La regista olandese Haalina Reijn, classe 1975, dopo Instinct (2019) e Bodies Bodies Bodies (2022) filma un thriller erotico Babygirl per A24  genere praticamente sparito dal cinema dalla fine degli anni ’90. Ribaltando il genere, si tratta di raccontare le scappatelle di una donna di potere e non quelle di un uomo, cerca il successo dei tempi che furono, spaziando da Nove settimane e mezzo a Basic Instinct e prendendo da quei film l’idea di una protagonista carismatica. Nicole Kidman dimostra di non aver paura di mostrare il proprio corpo, con un richiamo alla famosa inquadratura dell’interrogatorio di Sharon Stone nella pellicola di Verhoeven, alla pari di quanto già quest’anno aveva fatto Demi Moore per The Substance. La sua performance che le è valsa la coppa volpi come migliore interprete femminile al Festival di Venezia 2024, è il vero valore aggiunto di Babygirl, che per il resto si perde in un “voler ma non posso”.

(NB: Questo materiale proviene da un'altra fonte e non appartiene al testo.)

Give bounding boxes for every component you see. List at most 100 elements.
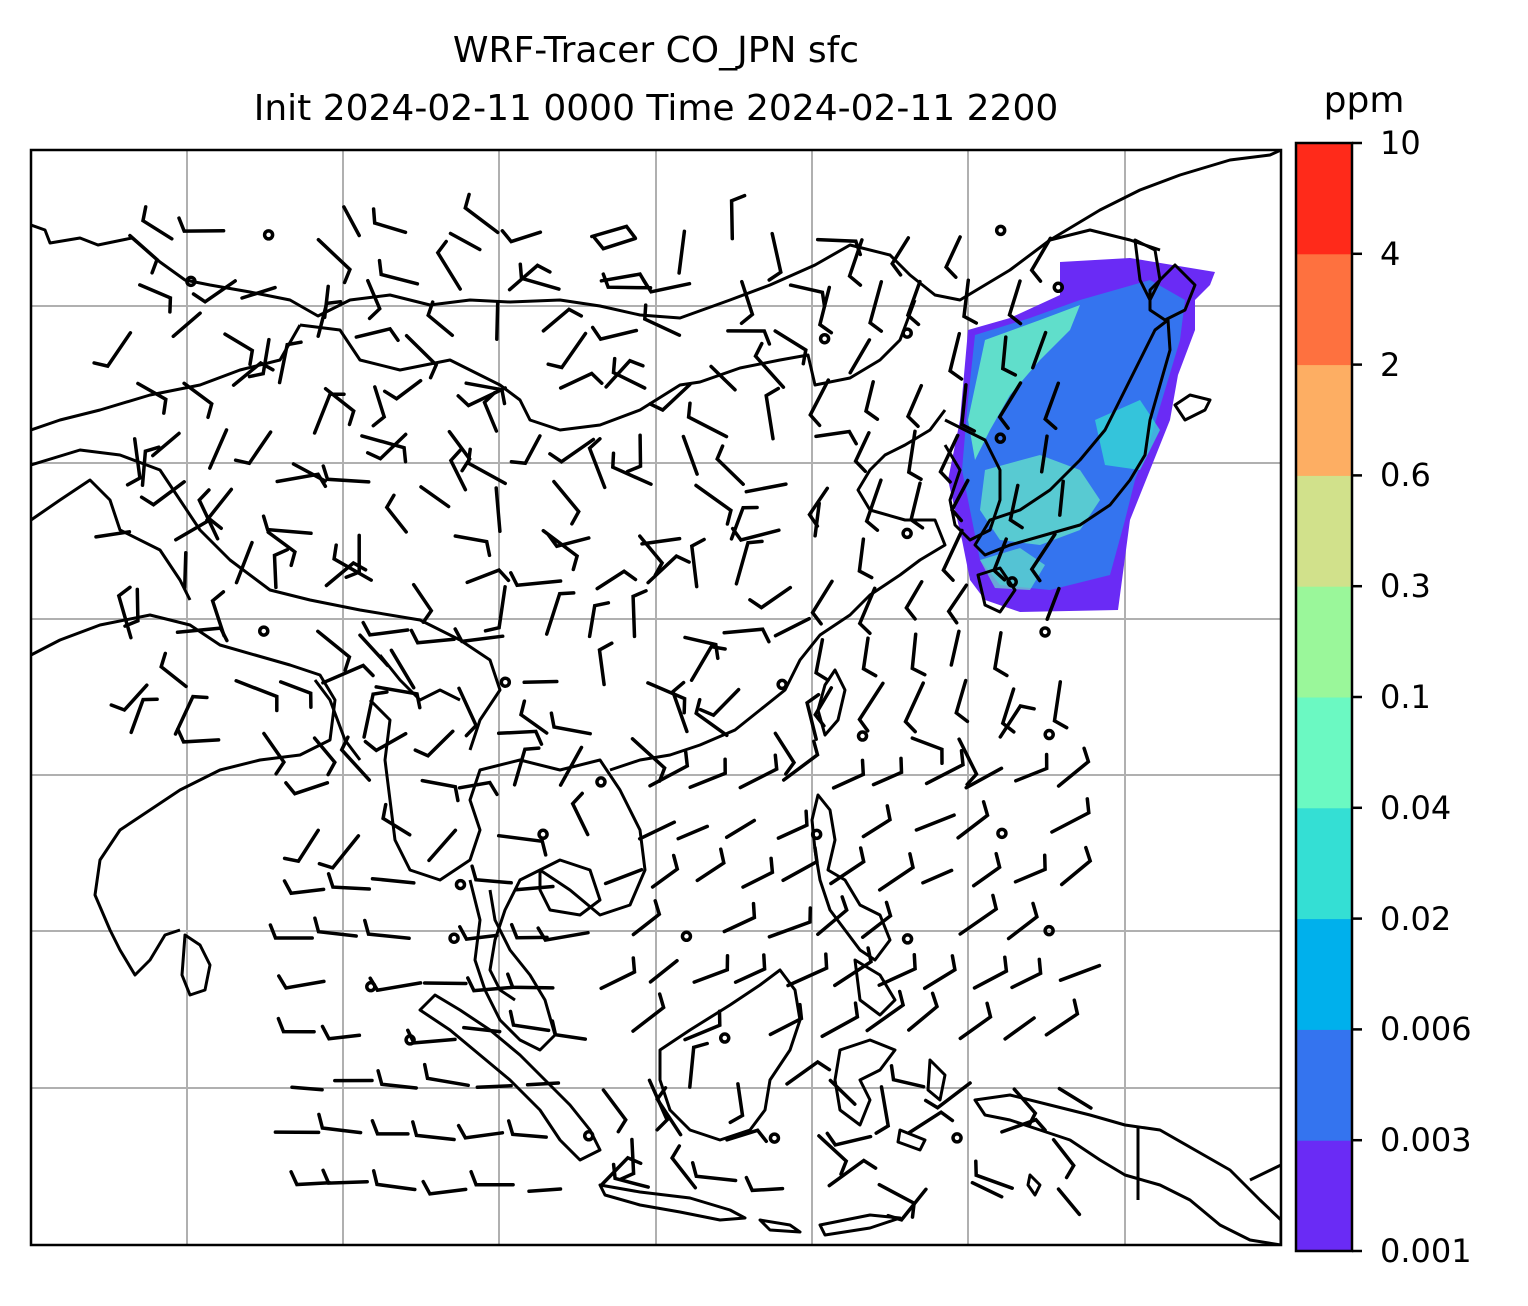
wind-barb	[753, 341, 786, 389]
wind-barb	[768, 1002, 804, 1037]
wind-barb	[507, 263, 552, 292]
wind-barb	[483, 585, 507, 633]
wind-barb	[506, 1119, 548, 1139]
wind-barb	[650, 853, 680, 889]
wind-barb	[558, 745, 584, 787]
wind-barb	[1056, 1187, 1082, 1217]
wind-barb	[781, 739, 820, 782]
wind-barb	[1000, 687, 1016, 734]
wind-barb	[182, 551, 188, 590]
wind-barb	[1003, 1016, 1036, 1041]
wind-barb	[463, 192, 500, 235]
colorbar-tick-label: 4	[1380, 234, 1401, 273]
wind-barb	[962, 278, 979, 325]
wind-barb	[210, 590, 226, 638]
wind-barb	[638, 534, 665, 577]
wind-barb	[597, 641, 614, 687]
colorbar-unit-label: ppm	[1323, 80, 1405, 121]
wind-barb	[637, 820, 677, 841]
wind-barb	[694, 483, 733, 526]
wind-barb	[419, 485, 451, 509]
wind-barb	[847, 238, 864, 287]
wind-barb	[494, 486, 502, 533]
wind-barb	[421, 1179, 468, 1196]
colorbar-tick-label: 10	[1380, 124, 1421, 162]
wind-barb	[205, 487, 234, 522]
wind-barb	[475, 1084, 513, 1089]
wind-barb	[466, 976, 514, 993]
calm-wind-marker	[1043, 728, 1055, 741]
wind-barb	[733, 953, 767, 984]
wind-barb	[829, 846, 866, 886]
wind-barb	[316, 299, 343, 338]
wind-barb	[406, 1028, 457, 1045]
calm-wind-marker	[454, 878, 467, 891]
wind-barb	[363, 918, 411, 941]
wind-barb	[370, 876, 416, 885]
wind-barb	[525, 1081, 561, 1087]
wind-barb	[683, 635, 720, 661]
wind-barb	[948, 331, 964, 381]
wind-barb	[813, 501, 821, 538]
wind-barb	[956, 800, 990, 840]
wind-barb	[366, 278, 382, 321]
wind-barb	[290, 1085, 324, 1092]
colorbar-segment	[1296, 475, 1352, 587]
colorbar-tick-label: 0.006	[1380, 1010, 1472, 1049]
wind-barb	[590, 224, 637, 240]
calm-wind-marker	[951, 1132, 963, 1144]
wind-barb	[312, 736, 337, 777]
wind-barb	[788, 283, 827, 308]
colorbar-segment	[1296, 1140, 1352, 1252]
wind-barb	[173, 694, 209, 736]
wind-barb	[457, 780, 499, 797]
wind-barb	[223, 332, 255, 367]
wind-barb	[138, 283, 173, 314]
wind-barb	[312, 392, 346, 435]
wind-barb	[677, 229, 687, 275]
wind-barb	[814, 638, 830, 682]
wind-barb	[905, 383, 924, 429]
wind-barb	[371, 207, 408, 235]
wind-barb	[384, 493, 408, 534]
wind-barb	[998, 704, 1036, 739]
map-frame	[29, 148, 1283, 1247]
wind-barb	[848, 338, 872, 375]
calm-wind-marker	[718, 1032, 731, 1044]
wind-barb	[648, 750, 690, 788]
wind-barb	[729, 505, 759, 541]
wind-barb	[496, 729, 544, 746]
colorbar-tick-label: 0.02	[1380, 899, 1452, 938]
wind-barb	[518, 262, 561, 291]
wind-barb	[278, 680, 313, 709]
wind-barb	[631, 992, 666, 1033]
wind-barb	[914, 813, 956, 832]
wind-barb	[313, 916, 358, 938]
wind-barb	[509, 922, 549, 940]
wind-barb	[261, 514, 313, 536]
wind-barb	[861, 804, 892, 839]
wind-barb	[509, 571, 563, 588]
wind-barb	[321, 663, 375, 685]
wind-barb	[247, 337, 271, 379]
calm-wind-marker	[901, 933, 914, 945]
wind-barb	[320, 1024, 362, 1041]
wind-barb	[277, 340, 303, 385]
calm-wind-marker	[1043, 924, 1055, 937]
map-subtitle: Init 2024-02-11 0000 Time 2024-02-11 220…	[253, 88, 1059, 129]
wind-barb	[381, 802, 412, 837]
wind-barb	[1052, 680, 1069, 730]
wind-barb	[689, 644, 727, 682]
wind-barb	[641, 278, 692, 294]
wind-barb	[191, 279, 237, 304]
wind-barb	[139, 480, 186, 507]
wind-barb	[522, 679, 559, 685]
wind-barb	[695, 847, 726, 883]
colorbar-tick-label: 0.001	[1380, 1232, 1472, 1270]
wind-barb	[603, 867, 644, 886]
wind-barb	[958, 893, 999, 936]
wind-barb	[541, 528, 580, 572]
wind-barb	[785, 1059, 832, 1086]
wind-barb	[339, 735, 372, 782]
wind-barb	[422, 1062, 470, 1088]
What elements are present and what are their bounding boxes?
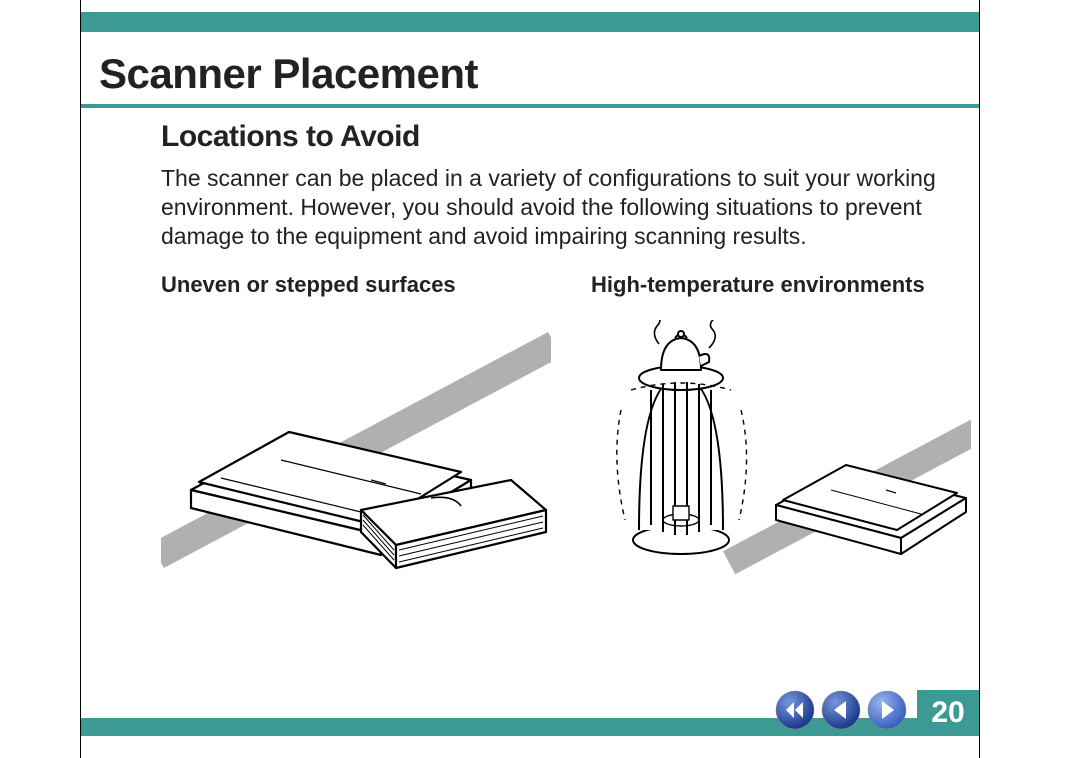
body-paragraph: The scanner can be placed in a variety o… bbox=[161, 164, 961, 250]
page-title: Scanner Placement bbox=[99, 50, 478, 98]
page-footer: 20 bbox=[81, 686, 979, 736]
illustration-high-temperature bbox=[581, 320, 971, 580]
document-page: Scanner Placement Locations to Avoid The… bbox=[80, 0, 980, 758]
nav-button-group bbox=[775, 690, 907, 730]
title-rule bbox=[81, 104, 979, 108]
nav-next-button[interactable] bbox=[867, 690, 907, 730]
nav-first-button[interactable] bbox=[775, 690, 815, 730]
page-number: 20 bbox=[917, 690, 979, 736]
section-subtitle: Locations to Avoid bbox=[161, 120, 420, 154]
column-heading-right: High-temperature environments bbox=[591, 272, 925, 298]
illustration-uneven-surface bbox=[161, 320, 551, 580]
header-accent-bar bbox=[81, 12, 979, 32]
nav-prev-button[interactable] bbox=[821, 690, 861, 730]
column-heading-left: Uneven or stepped surfaces bbox=[161, 272, 456, 298]
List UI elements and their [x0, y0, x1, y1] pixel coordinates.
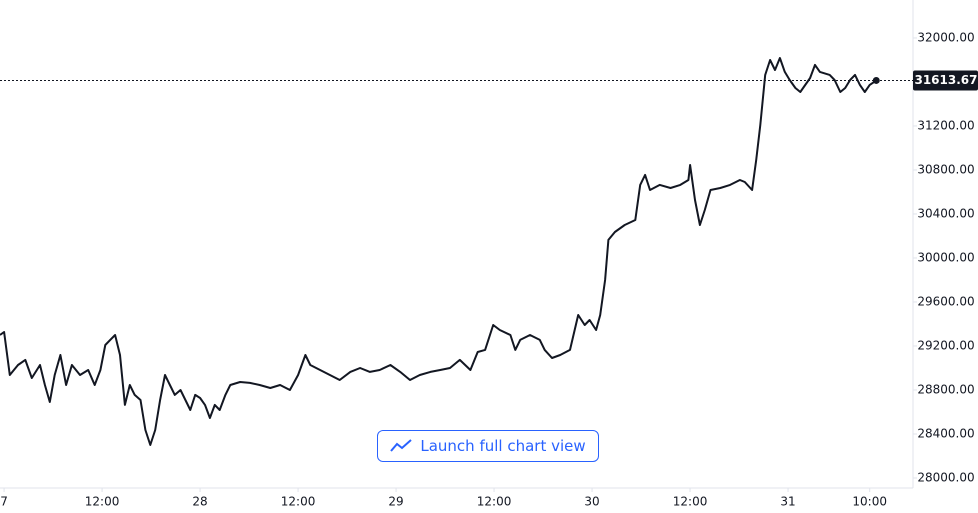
x-tick-label: 12:00 — [281, 495, 316, 509]
x-tick-label: 29 — [388, 495, 403, 509]
y-tick-label: 30800.00 — [917, 162, 974, 176]
x-tick-label: 12:00 — [673, 495, 708, 509]
launch-chart-button[interactable]: Launch full chart view — [377, 430, 599, 462]
y-tick-label: 30000.00 — [917, 250, 974, 264]
chart-icon — [390, 439, 413, 452]
x-tick-label: 12:00 — [85, 495, 120, 509]
x-tick-label: 30 — [584, 495, 599, 509]
x-tick-label: 12:00 — [477, 495, 512, 509]
last-point — [872, 76, 880, 84]
y-tick-label: 31200.00 — [917, 118, 974, 132]
y-tick-label: 30400.00 — [917, 206, 974, 220]
y-tick-label: 29200.00 — [917, 338, 974, 352]
y-tick-label: 28000.00 — [917, 470, 974, 484]
last-price-tag — [913, 70, 978, 91]
x-tick-label: 31 — [780, 495, 795, 509]
y-tick-label: 32000.00 — [917, 30, 974, 44]
button-label: Launch full chart view — [420, 437, 586, 455]
y-tick-label: 29600.00 — [917, 294, 974, 308]
price-line — [0, 57, 877, 446]
x-tick-label: 7 — [0, 495, 8, 509]
x-tick-label: 28 — [192, 495, 207, 509]
y-tick-label: 28400.00 — [917, 426, 974, 440]
y-tick-label: 28800.00 — [917, 382, 974, 396]
last-price-label: 31613.67 — [914, 73, 977, 87]
x-tick-label: 10:00 — [852, 495, 887, 509]
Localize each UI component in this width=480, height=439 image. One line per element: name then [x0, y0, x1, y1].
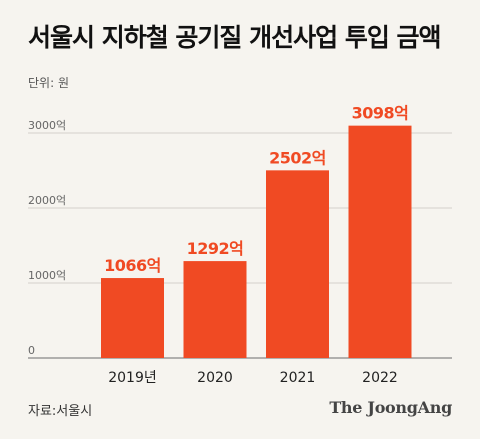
bars	[101, 125, 412, 359]
unit-label: 단위: 원	[28, 76, 69, 90]
bar	[266, 170, 329, 358]
y-tick-label: 1000억	[28, 269, 66, 282]
x-tick-label: 2022	[362, 370, 398, 386]
chart-title: 서울시 지하철 공기질 개선사업 투입 금액	[28, 23, 442, 52]
bar	[101, 278, 164, 358]
y-axis-ticks: 0 1000억 2000억 3000억	[28, 119, 66, 357]
data-label: 2502억	[269, 148, 326, 167]
data-label: 3098억	[352, 104, 409, 123]
value-labels: 1066억 1292억 2502억 3098억	[104, 104, 409, 275]
x-tick-label: 2020	[197, 370, 233, 386]
source-note: 자료:서울시	[28, 404, 93, 419]
bar	[348, 125, 412, 359]
y-tick-label: 2000억	[28, 194, 66, 207]
x-axis-ticks: 2019년 2020 2021 2022	[108, 370, 398, 386]
y-tick-label: 3000억	[28, 119, 66, 132]
bar	[183, 261, 247, 358]
publisher-logo: The JoongAng	[329, 398, 452, 417]
x-tick-label: 2021	[280, 370, 316, 386]
data-label: 1066억	[104, 256, 161, 275]
x-tick-label: 2019년	[108, 370, 157, 386]
data-label: 1292억	[187, 239, 244, 258]
y-tick-label: 0	[28, 344, 35, 357]
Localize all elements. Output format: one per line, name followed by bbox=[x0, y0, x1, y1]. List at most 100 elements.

Babygirl ha il principale difetto di essere poco trasgressivo non tanto sul piano del mostrare, quanto sul raccontare quelle che dovrebbero essere delle perversioni che si rivelano, alla fine dei conti troppo soft per parlare di film erotico. C’è poi una dose così minima di tensione che rende la pellicola impossibile dall’essere considerata un thriller, dove il rapporto tra Romy e Samul finisce per sembrare più quello di sedute di psicoanalisi che incontri di sesso selvaggio. Per questa ragione manca il senso del pericolo in cui in teoria si troverebbe la protagonista, che finisce semplicemente per essere accontentata nelle sue fantasie dal ragazzo, più che venire mai messa in pericolo, sia nei suoi rapporti famigliari che al lavoro. Il finale conciliante poi rende chiaro che l’intento della Haalina Reijn sta più nel capire se il cinema pseudo erotico al femminile possa avere oggi un mercato che indagare su come la psiche reagisca nei rapporti di forza legati al lavoro, specie quando è una donna a gestire il potere. Peccato, perché qualche guizzo di coraggio c’è, non tanto nelle inquadrature del corpo nudo e perfetto della Kidman, o di vederla bere il latte da una scodella a terra, quanto nel mostrare le punture di botulino a cui si sottopone, nella fiction come nella realtà, pur di restare giovane.